Ces cinq années de transformation ont-elles apporté des évolutions dans votre relation avec vos prestataires ?

 

De manière générale, l’adoption du cloud a représenté une formidable opportunité. Les capacités d’évolution rapide et l’innovation apportées par les leaders technologiques sont indéniables. Cependant, nous observons des approches de plus en plus agressives en matière de politique tarifaire, visant à rentabiliser leurs investissements dans l’IA. Notre stratégie consiste à limiter les risques de vendor lock-in et à ne pas multiplier le nombre de prestataires. Nous privilégions des partenariats ambitieux, tout en réduisant au maximum les dépendances.

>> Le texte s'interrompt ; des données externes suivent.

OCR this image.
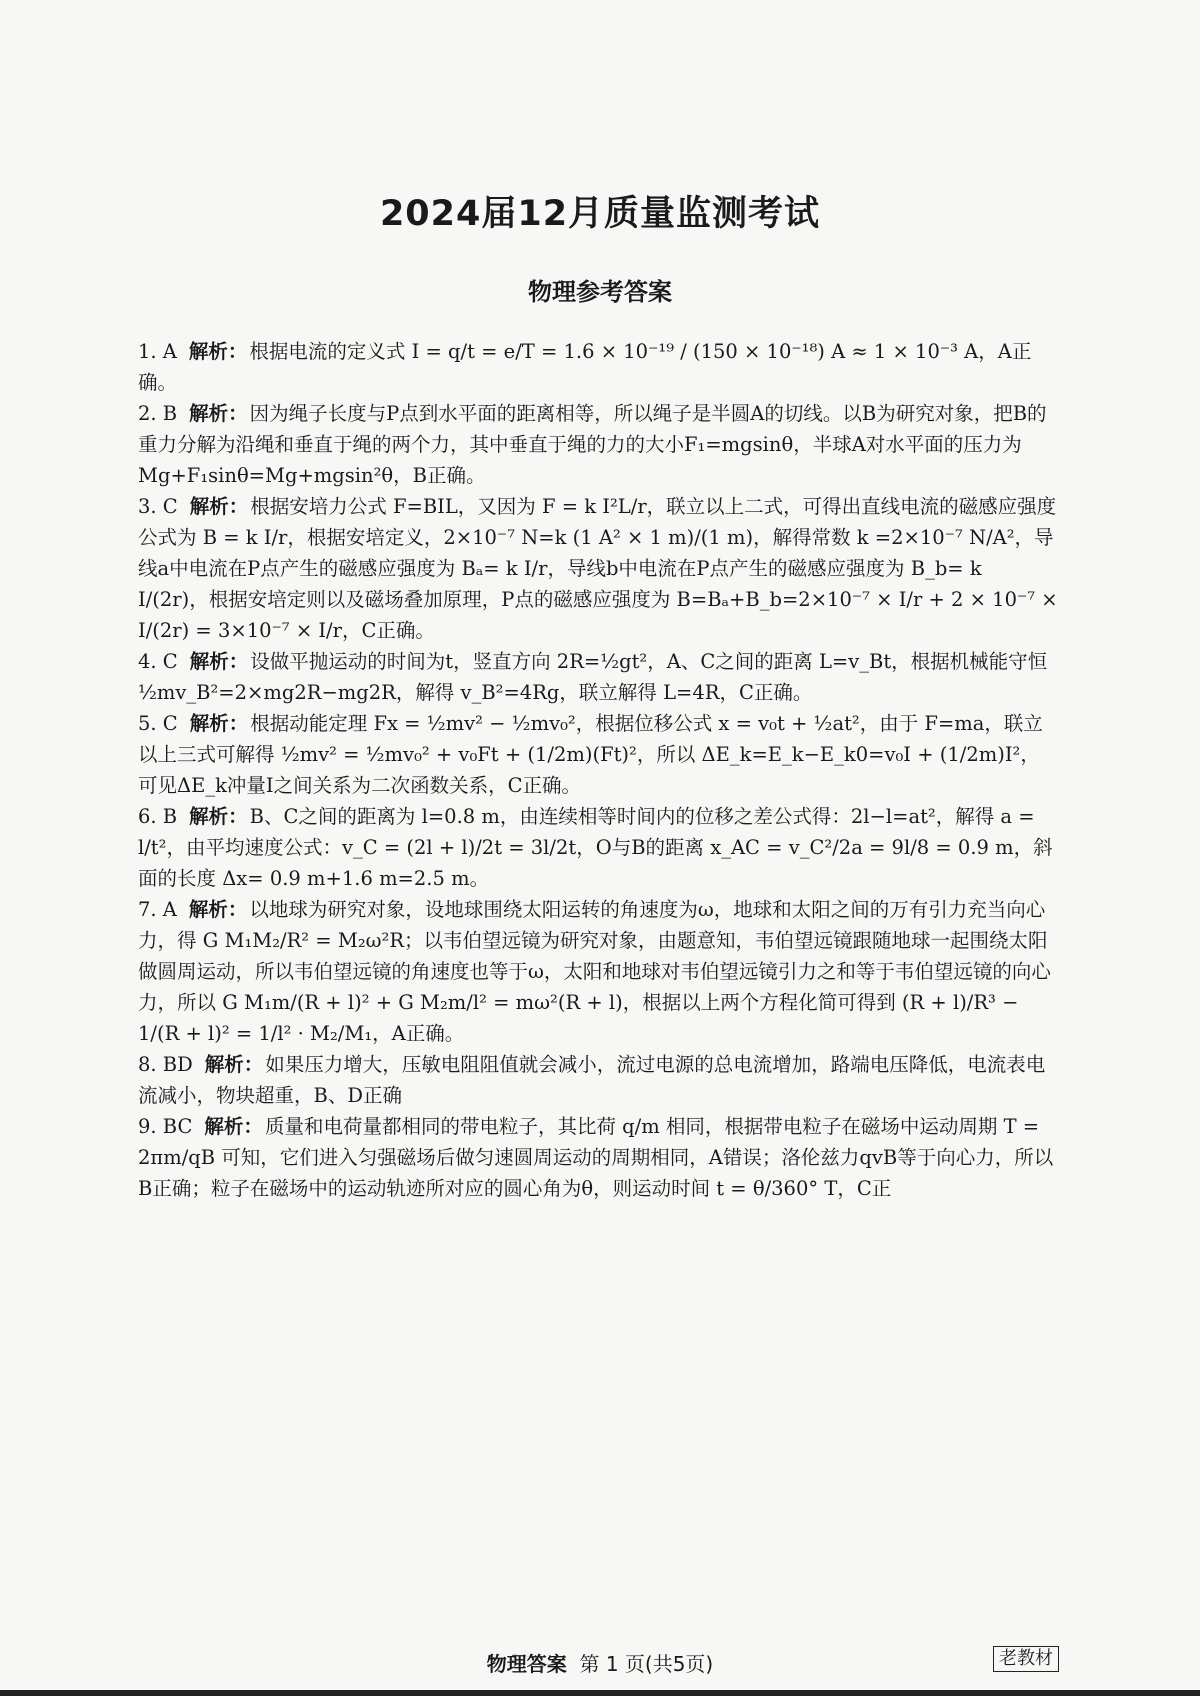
2024届12月质量监测考试
物理参考答案

1. A 解析： 根据电流的定义式 I = q/t = e/T = 1.6 × 10⁻¹⁹ / (150 × 10⁻¹⁸) A ≈ 1 × 10⁻³ A，A正确。

2. B 解析： 因为绳子长度与P点到水平面的距离相等，所以绳子是半圆A的切线。以B为研究对象，把B的重力分解为沿绳和垂直于绳的两个力，其中垂直于绳的力的大小F₁=mgsinθ，半球A对水平面的压力为Mg+F₁sinθ=Mg+mgsin²θ，B正确。

3. C 解析： 根据安培力公式 F=BIL，又因为 F = k I²L/r，联立以上二式，可得出直线电流的磁感应强度公式为 B = k I/r，根据安培定义，2×10⁻⁷ N=k (1 A² × 1 m)/(1 m)，解得常数 k =2×10⁻⁷ N/A²，导线a中电流在P点产生的磁感应强度为 Bₐ= k I/r，导线b中电流在P点产生的磁感应强度为 B_b= k I/(2r)，根据安培定则以及磁场叠加原理，P点的磁感应强度为 B=Bₐ+B_b=2×10⁻⁷ × I/r + 2 × 10⁻⁷ × I/(2r) = 3×10⁻⁷ × I/r，C正确。

4. C 解析： 设做平抛运动的时间为t，竖直方向 2R=½gt²，A、C之间的距离 L=v_Bt，根据机械能守恒 ½mv_B²=2×mg2R−mg2R，解得 v_B²=4Rg，联立解得 L=4R，C正确。

5. C 解析： 根据动能定理 Fx = ½mv² − ½mv₀²，根据位移公式 x = v₀t + ½at²，由于 F=ma，联立以上三式可解得 ½mv² = ½mv₀² + v₀Ft + (1/2m)(Ft)²，所以 ΔE_k=E_k−E_k0=v₀I + (1/2m)I²，可见ΔE_k冲量I之间关系为二次函数关系，C正确。

6. B 解析： B、C之间的距离为 l=0.8 m，由连续相等时间内的位移之差公式得：2l−l=at²，解得 a = l/t²，由平均速度公式：v_C = (2l + l)/2t = 3l/2t，O与B的距离 x_AC = v_C²/2a = 9l/8 = 0.9 m，斜面的长度 Δx= 0.9 m+1.6 m=2.5 m。

7. A 解析： 以地球为研究对象，设地球围绕太阳运转的角速度为ω，地球和太阳之间的万有引力充当向心力，得 G M₁M₂/R² = M₂ω²R；以韦伯望远镜为研究对象，由题意知，韦伯望远镜跟随地球一起围绕太阳做圆周运动，所以韦伯望远镜的角速度也等于ω，太阳和地球对韦伯望远镜引力之和等于韦伯望远镜的向心力，所以 G M₁m/(R + l)² + G M₂m/l² = mω²(R + l)，根据以上两个方程化简可得到 (R + l)/R³ − 1/(R + l)² = 1/l² · M₂/M₁，A正确。

8. BD 解析： 如果压力增大，压敏电阻阻值就会减小，流过电源的总电流增加，路端电压降低，电流表电流减小，物块超重，B、D正确

9. BC 解析： 质量和电荷量都相同的带电粒子，其比荷 q/m 相同，根据带电粒子在磁场中运动周期 T = 2πm/qB 可知，它们进入匀强磁场后做匀速圆周运动的周期相同，A错误；洛伦兹力qvB等于向心力，所以B正确；粒子在磁场中的运动轨迹所对应的圆心角为θ，则运动时间 t = θ/360° T，C正

物理答案 第 1 页(共5页)	老教材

Avoir des compétences expertes en interne sur l’architecture d’entreprise est fondamental. Cela ne se limite pas à identifier des fonctionnalités utiles sur le marché. C’est ce qui nous permet de répondre au cas par cas à la question : « Dois-je opter pour l’open source, une solution managée ou une solution interne ? » Cela est aussi crucial pour établir des partenariats solides et réalistes : pour qu’une relation soit pérenne, il faut identifier les besoins réels et pouvoir challenger les partenaires sur ce qu’ils apportent. Cela nous permet également d’évaluer précisément ce que représenterait une concentration trop importante chez un même partenaire, et de renégocier tous les contrats sur le fond… sans se contenter d’une discussion sur les prix ! Ce niveau d’exigence est sain et nécessaire.

 

Quelle place occupent les alternatives françaises dans votre stratégie ?

 

Il y a effectivement un enjeu géopolitique actuellement… même si notre activité ne nous amène pas à manipuler des données stratégiques au sens de la souveraineté nationale. Notre implantation internationale est avant tout européenne, ce qui nous permet de bénéficier d’un cadre stable et de privilégier des alternatives européennes. Avec des entreprises comme Mirakl sur les marketplaces, nous travaillons avec des champions crédibles, dont nous sommes ravis de nous entourer ! Pour faire valoir des alternatives face à nos partenaires historiques, nous avons besoin d’arguments solides. Nous ne pouvons donc qu’encourager l’émergence et la croissance d’acteurs locaux.